Nossa tradução expressa isso muito bem, ao dizer “pequeninos”.
O relato de Marcos é o
mais completo, incluindo o detalhe de que Jesus tomou as crianças nos braços. No
entanto, os três evangelistas são unânimes quanto ao detalhe de que Jesus disse
que “dos tais é o Reino de Deus”. Isso é bem mais do que dizer (como a NTLH
traduz esses textos) que o Reino de Deus é “dos que são como eles”.

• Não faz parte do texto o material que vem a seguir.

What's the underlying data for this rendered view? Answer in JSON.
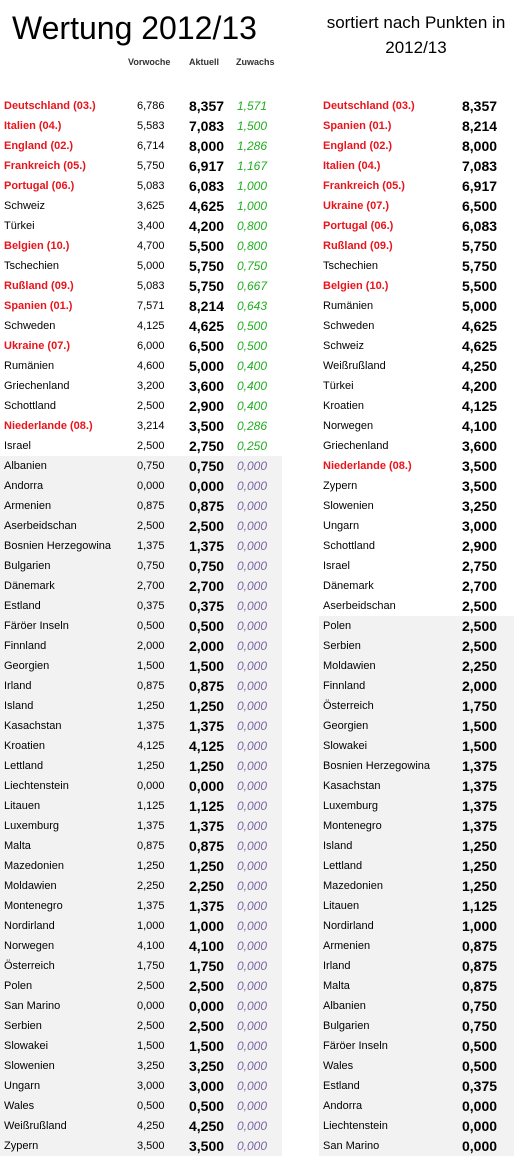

Jesus disse que o Reino é também das crianças. Como o Reino não pode ser
desvinculado do próprio Cristo, o fato de Jesus ter abraçado e abençoado as
crianças era a confirmação concreta daquilo que ele expressou com palavras.
Conclusão
Na Bíblia, não existe uma
“teologia da criança” como tal. Não se fala sobre o “valor” delas, mas as
crianças são valorizadas na medida em que Jesus as coloca como modelo de
discípulo e na medida em que o Reino de Deus é para elas também. Como disse
alguém, “Deus e salvação se encontram apenas ali onde as crianças também podem
estar”.
No entanto, as Cartas de
Paulo colocam um contraponto. Dirigindo-se a adultos, o apóstolo coloca como
ideal o abandono da fase da infância.
Disso se conclui que,
como de costume, o contexto de uma afirmação é fundamental. Sob um ponto de
vista, numa dimensão mais vertical ou na relação com Deus, precisamos ser crianças
até o fim da vida: na simplicidade da fé, na inocência em relação à maldade (1Co
14.20) e assim por diante. Sob outro ponto de vista, na perspectiva da compreensão
das coisas de Deus, o desafio é deixar de ser criança e amadurecer!
Nota:
Assista a palestra do dr. Vilson Scholz e demais preletores do 16º Fórum de
Ciências Bíblicas da Sociedade Bíblica do Brasil, sob o tema - A BÍBLIA E A
CRIANÇA aqui.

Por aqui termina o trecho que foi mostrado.